NE012: An Exclusive Gavin Russom Mix

Gavin Russom’s done it again, shifting from the shady synthscapes of Black Meteoric Star to the spellbinding 12-inch premier of The Crystal Ark, a groove-engulfing stab at the South American music Russom became obsessed with after a trip to Brazil. DFA’s undisputed dark horse recently moved back to New York after a brief run in Berlin. We’re pretty psyched to have him playing random DJ gigs in town again, and can’t wait to hear his contributions to James Murphy’s current LCD Soundsystem lineup.

In the meantime, we’ve got the following mix, a 90-minute battle between darkness and light that also happens to be one of the richest s/t sets yet. Not one to share all his secrets, Russom explains the Crystal Ark and its relation to his record crate with a playlist-eluding essay after the jump…


This mix is me thinking out loud about the influences that surface in The Crystal Ark. In the end, it’s also a tribute; not only to music that has been important to me in general, but also to the people who first brought that music into my life. So I open with Louise Huebner’s introduction off her Seduction Through Witchcraft LP. This is a longtime favorite for obvious reasons, of course, but less obvious and perhaps more important is the fact that Louis and Bebe Barron are responsible for the background music on this selection. Their approach to music making and electronic instrument design was critical to my early development as a composer and designer when I discovered an article about them in RE/Search’s Incredibly Strange Music in the early ’90s.  The book was a gift from a cousin who exposed me to a lot of my favorite music and was also one of the first people to encourage me to take dance music seriously.

When Viva [Ruiz] and I started working on the vocals for “The City Never Sleeps,” she said, “I’ve been listening to this record where this witch talks about how to do spells,” and she was talking about this. “Masking”–to borrow a term from the New Orleans Mardi Gras Indians who appear here as well, represented in a nightclub performance of “Two Way Pak e Way” by the Golden Eagles–takes a front seat as there are many examples of artists in one tradition taking on the identity of artists from another as a way to go further.  Stellar Om Source’s “Rise in Planes” becomes a gateway through which we travel from Vince Watson’s evocation of Carl Craig (“My Desire”) back to one of its deep soulful sources in the Solar explorations of Sun Ra and the Arkestra (to which a part of the name The Crystal Ark is a tribute).
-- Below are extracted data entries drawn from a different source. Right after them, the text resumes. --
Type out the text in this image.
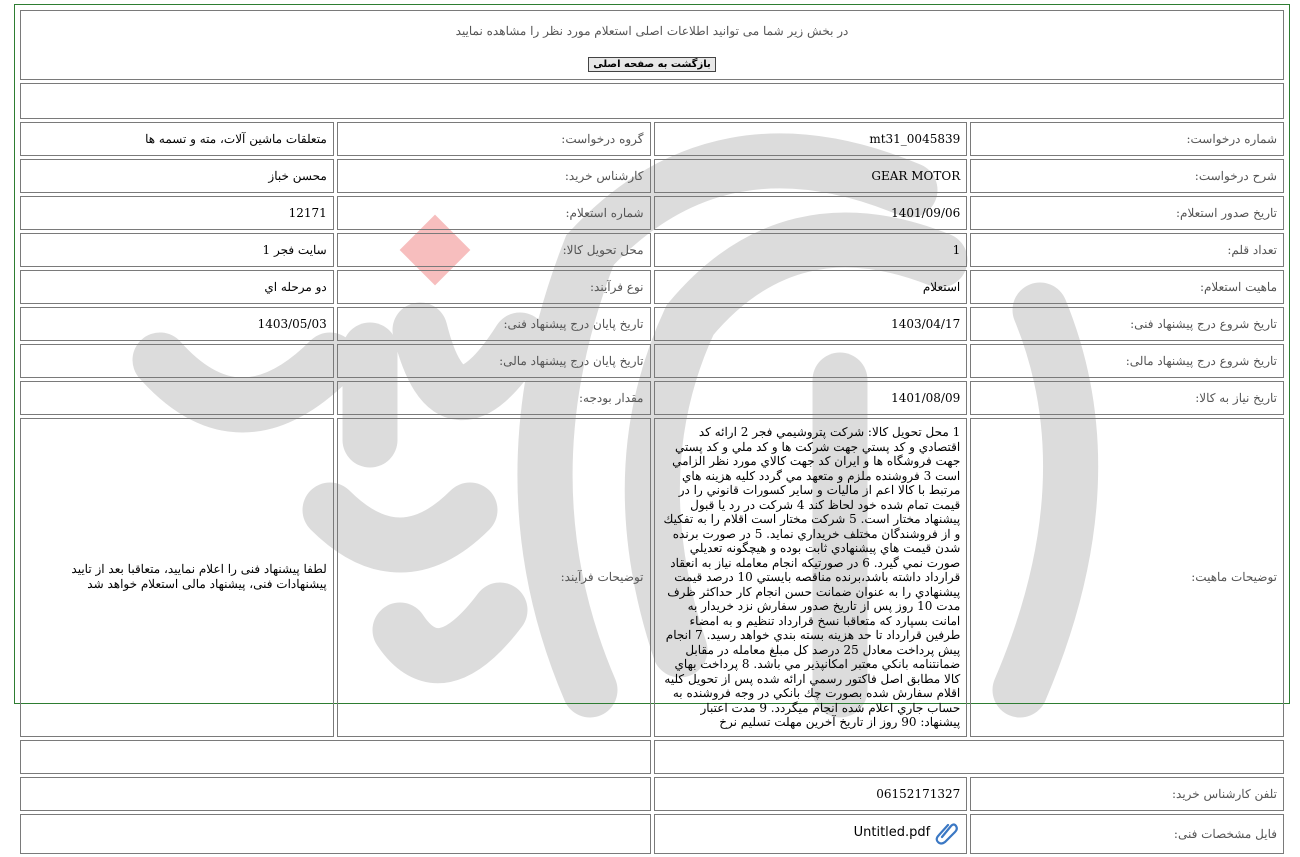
در بخش زیر شما می توانید اطلاعات اصلی استعلام مورد نظر را مشاهده نمایید
بازگشت به صفحه اصلی			

شماره درخواست:	mt31_0045839	گروه درخواست:	متعلقات ماشين آلات، مته و تسمه ها
شرح درخواست:	GEAR MOTOR	کارشناس خرید:	محسن خباز
تاریخ صدور استعلام:	1401/09/06	شماره استعلام:	12171
تعداد قلم:	1	محل تحویل کالا:	سایت فجر 1
ماهیت استعلام:	استعلام	نوع فرآیند:	دو مرحله اي
تاریخ شروع درج پیشنهاد فنی:	1403/04/17	تاریخ پایان درج پیشنهاد فنی:	1403/05/03
تاریخ شروع درج پیشنهاد مالی:		تاریخ پایان درج پیشنهاد مالی:	
تاریخ نیاز به کالا:	1401/08/09	مقدار بودجه:	
توضیحات ماهیت:	1 محل تحويل كالا: شركت پتروشيمي فجر 2 ارائه كد اقتصادي و كد پستي جهت شركت ها و كد ملي و كد پستي جهت فروشگاه ها و ايران كد جهت كالاي مورد نظر الزامي است 3 فروشنده ملزم و متعهد مي گردد كليه هزينه هاي مرتبط با كالا اعم از ماليات و ساير كسورات قانوني را در قيمت تمام شده خود لحاظ كند 4 شركت در رد يا قبول پيشنهاد مختار است. 5 شركت مختار است اقلام را به تفكيك و از فروشندگان مختلف خريداري نمايد. 5 در صورت برنده شدن قيمت هاي پيشنهادي ثابت بوده و هيچگونه تعديلي صورت نمي گيرد. 6 در صورتيكه انجام معامله نياز به انعقاد قرارداد داشته باشد،برنده مناقصه بايستي 10 درصد قيمت پيشنهادي را به عنوان ضمانت حسن انجام كار حداكثر ظرف مدت 10 روز پس از تاريخ صدور سفارش نزد خريدار به امانت بسپارد كه متعاقبا نسخ قرارداد تنظيم و به امضاء طرفين قرارداد تا حد هزينه بسته بندي خواهد رسيد. 7 انجام پيش پرداخت معادل 25 درصد كل مبلغ معامله در مقابل ضمانتنامه بانكي معتبر امكانپذير مي باشد. 8 پرداخت بهاي كالا مطابق اصل فاكتور رسمي ارائه شده پس از تحويل كليه اقلام سفارش شده بصورت چك بانكي در وجه فروشنده به حساب جاري اعلام شده انجام ميگردد. 9 مدت اعتبار پيشنهاد: 90 روز از تاريخ آخرين مهلت تسليم نرخ	توضیحات فرآیند:	لطفا پیشنهاد فنی را اعلام نمایید، متعاقبا بعد از تایید پیشنهادات فنی، پیشنهاد مالی استعلام خواهد شد

تلفن کارشناس خرید:	06152171327		
فایل مشخصات فنی:	Untitled.pdf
These threads continue to intertwine and uncover each other. Most of the information is in the music itself, not in where it comes from. This is me talking. I’m talking about New York a lot. Grusin/Rosen Productions (featured here with “Sidra’s Dream” from Dave Valentin’s Land of the Third Eye LP) sounds like summer in the city to me. And when you wonder what the tension is about, and dig beneath the surface, the Last Poets are there to explain it until it explodes.

There’s an even deeper New York here as the East enters the picture as well. Exuma is another gatekeeper and he’s talking about prison and he’s putting so many things into his music. And then there is Africa by way of Berlin. That’s an old tradition and Leni Riefenstahl and the RAF are both part of it. Here we take the route via ND Baumecker’s now defunct but stellar Freundinnen label as “1939” from Motivi/Tuntematon’s 2006 EP opens the door to Olatunji’s “Oya,” an orisha of wind and lightning who gets evoked in the opening lines of “The City Never Sleeps.”

It goes on. I invite you to listen like this.